Facebook Studio is a community for agencies and marketers active in Facebook . It features marketing, advertising campaigns and adds within Facebook. These can be shared, reviewed, voted, ranked, filtered according to language, geography, etc. It’s a great tool to compile and research advertising initiatives in Facebook, and will prove helpful and beneficial for those looking for inspiration, analysis on what works and what doesn’t. Campaigns and adds are ranked according to how many “likes” they harvest, thus helping the spreading of the individual campaigns as well as serving as a sounding board for what’s effective. There will soon be a “Facebook Studio Award” to recognize the work of most “liked” campaigns within different categories. In general it’s a great addition for those working within the platform.

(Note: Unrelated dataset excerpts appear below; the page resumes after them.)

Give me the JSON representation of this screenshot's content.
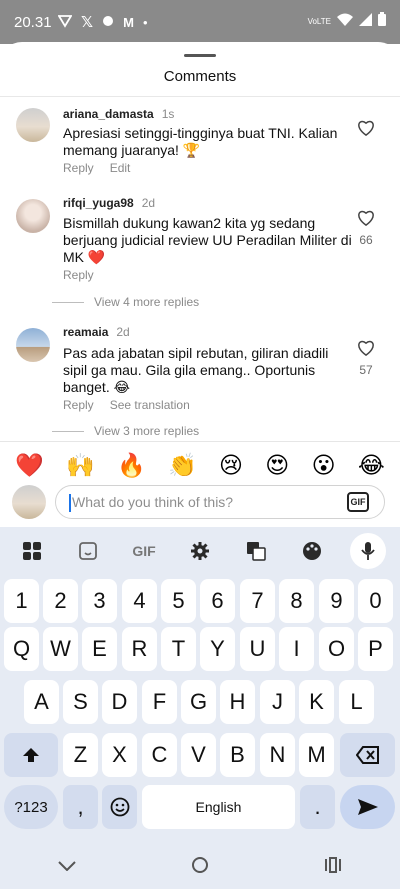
{
  "status": {
    "time": "20.31",
    "network": "VoLTE"
  },
  "sheet": {
    "title": "Comments"
  },
  "comments": [
    {
      "user": "ariana_damasta",
      "time": "1s",
      "text": "Apresiasi setinggi-tingginya buat TNI. Kalian memang juaranya! 🏆",
      "reply": "Reply",
      "extra": "Edit",
      "likes": ""
    },
    {
      "user": "rifqi_yuga98",
      "time": "2d",
      "text": "Bismillah dukung kawan2 kita yg sedang berjuang judicial review UU Peradilan Militer di MK ❤️",
      "reply": "Reply",
      "extra": "",
      "likes": "66",
      "more_replies": "View 4 more replies"
    },
    {
      "user": "reamaia",
      "time": "2d",
      "text": "Pas ada jabatan sipil rebutan, giliran diadili sipil ga mau. Gila gila emang.. Oportunis banget. 😂",
      "reply": "Reply",
      "extra": "See translation",
      "likes": "57",
      "more_replies": "View 3 more replies"
    }
  ],
  "emojis": [
    "❤️",
    "🙌",
    "🔥",
    "👏",
    "😢",
    "😍",
    "😮",
    "😂"
  ],
  "composer": {
    "placeholder": "What do you think of this?",
    "gif_label": "GIF"
  },
  "keyboard": {
    "toolbar_gif": "GIF",
    "numbers": [
      "1",
      "2",
      "3",
      "4",
      "5",
      "6",
      "7",
      "8",
      "9",
      "0"
    ],
    "row1": [
      "Q",
      "W",
      "E",
      "R",
      "T",
      "Y",
      "U",
      "I",
      "O",
      "P"
    ],
    "row2": [
      "A",
      "S",
      "D",
      "F",
      "G",
      "H",
      "J",
      "K",
      "L"
    ],
    "row3": [
      "Z",
      "X",
      "C",
      "V",
      "B",
      "N",
      "M"
    ],
    "symbols_label": "?123",
    "comma": ",",
    "space_label": "English",
    "period": "."
  },
  "colors": {
    "accent": "#1a73e8",
    "heart": "#e0245e",
    "keyboard_bg": "#e6ebf4"
  }
}
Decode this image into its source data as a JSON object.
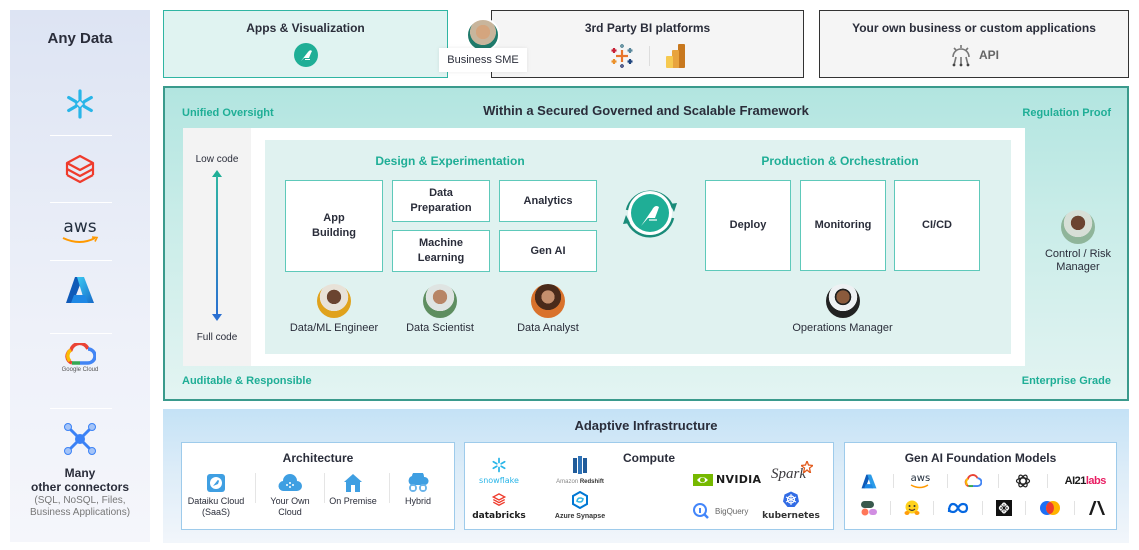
{
  "data_sources": {
    "title": "Any Data",
    "logos": [
      {
        "icon": "snowflake-icon",
        "label": ""
      },
      {
        "icon": "databricks-icon",
        "label": ""
      },
      {
        "icon": "aws-icon",
        "label": "aws"
      },
      {
        "icon": "azure-icon",
        "label": ""
      },
      {
        "icon": "google-cloud-icon",
        "label": "Google Cloud"
      },
      {
        "icon": "connectors-icon",
        "label": ""
      }
    ],
    "many_title_line1": "Many",
    "many_title_line2": "other connectors",
    "many_sub_line1": "(SQL, NoSQL, Files,",
    "many_sub_line2": "Business Applications)"
  },
  "top": {
    "apps": {
      "title": "Apps & Visualization",
      "icon": "dataiku-bird-icon"
    },
    "sme": {
      "label": "Business SME"
    },
    "bi": {
      "title": "3rd Party BI platforms",
      "icons": [
        "tableau-icon",
        "power-bi-icon"
      ]
    },
    "own": {
      "title": "Your own business or custom applications",
      "api_label": "API",
      "icon": "api-gear-icon"
    }
  },
  "framework": {
    "title": "Within a Secured  Governed and Scalable Framework",
    "corners": {
      "top_left": "Unified Oversight",
      "top_right": "Regulation Proof",
      "bottom_left": "Auditable & Responsible",
      "bottom_right": "Enterprise Grade"
    },
    "code_scale": {
      "top": "Low code",
      "bottom": "Full code"
    },
    "design": {
      "title": "Design & Experimentation",
      "capabilities": [
        {
          "label_line1": "App",
          "label_line2": "Building"
        },
        {
          "label_line1": "Data",
          "label_line2": "Preparation"
        },
        {
          "label_line1": "Analytics",
          "label_line2": ""
        },
        {
          "label_line1": "Machine",
          "label_line2": "Learning"
        },
        {
          "label_line1": "Gen AI",
          "label_line2": ""
        }
      ],
      "personas": [
        "Data/ML Engineer",
        "Data Scientist",
        "Data Analyst"
      ]
    },
    "production": {
      "title": "Production & Orchestration",
      "capabilities": [
        "Deploy",
        "Monitoring",
        "CI/CD"
      ],
      "persona": "Operations Manager"
    },
    "risk_persona": {
      "line1": "Control / Risk",
      "line2": "Manager"
    }
  },
  "infrastructure": {
    "title": "Adaptive Infrastructure",
    "architecture": {
      "title": "Architecture",
      "items": [
        {
          "line1": "Dataiku Cloud",
          "line2": "(SaaS)",
          "icon": "dataiku-cloud-icon"
        },
        {
          "line1": "Your Own",
          "line2": "Cloud",
          "icon": "cloud-icon"
        },
        {
          "line1": "On Premise",
          "line2": "",
          "icon": "house-icon"
        },
        {
          "line1": "Hybrid",
          "line2": "",
          "icon": "hybrid-cloud-icon"
        }
      ]
    },
    "compute": {
      "title": "Compute",
      "logos": {
        "snowflake": "snowflake",
        "redshift_prefix": "Amazon",
        "redshift": "Redshift",
        "databricks": "databricks",
        "synapse": "Azure Synapse",
        "nvidia": "NVIDIA",
        "spark": "Spark",
        "bigquery": "BigQuery",
        "kubernetes": "kubernetes"
      }
    },
    "genai": {
      "title": "Gen AI Foundation Models",
      "row1": [
        "azure-icon",
        "aws-icon",
        "google-cloud-icon",
        "openai-icon",
        "ai21-labs-icon"
      ],
      "row2": [
        "cohere-icon",
        "hugging-face-icon",
        "meta-icon",
        "mistral-icon",
        "gemini-icon",
        "anthropic-icon"
      ],
      "aws_text": "aws",
      "ai21_text": "AI21",
      "ai21_labs": "labs"
    }
  },
  "colors": {
    "teal_accent": "#1fae96",
    "teal_border": "#3a9a8c",
    "capability_border": "#5ec9ba",
    "infra_border": "#9ecbeb"
  }
}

It’s a smart move, it obviously looks to galvanize agencies and their activity, and promises to become a useful tool for those willing to invest in Facebook advertising. It helps in its “battle” with Google for online advertising expenditure.
As far as I see it Facebook is deploying features and “projects” that help the use and comprehension of advertising related activity in its effort to provide a better product than the search juggernaut. It provides content which is more useful and attractive than Google/Adsense related one in the way in which it “harnesses” the power of the people (the advertising community in this case) as well as leverages on its higher-than-Google design excellence.
The bottom line is, both of them hold on to their philosophies, Google to its fully automated engineer-driven culture, look and feel, etc, and Facebook providing tools to foster user-generated content/momentum. The battle between these two approaches is fascinating and promises to be long a long war to redefine many aspects of our digital live in the near future.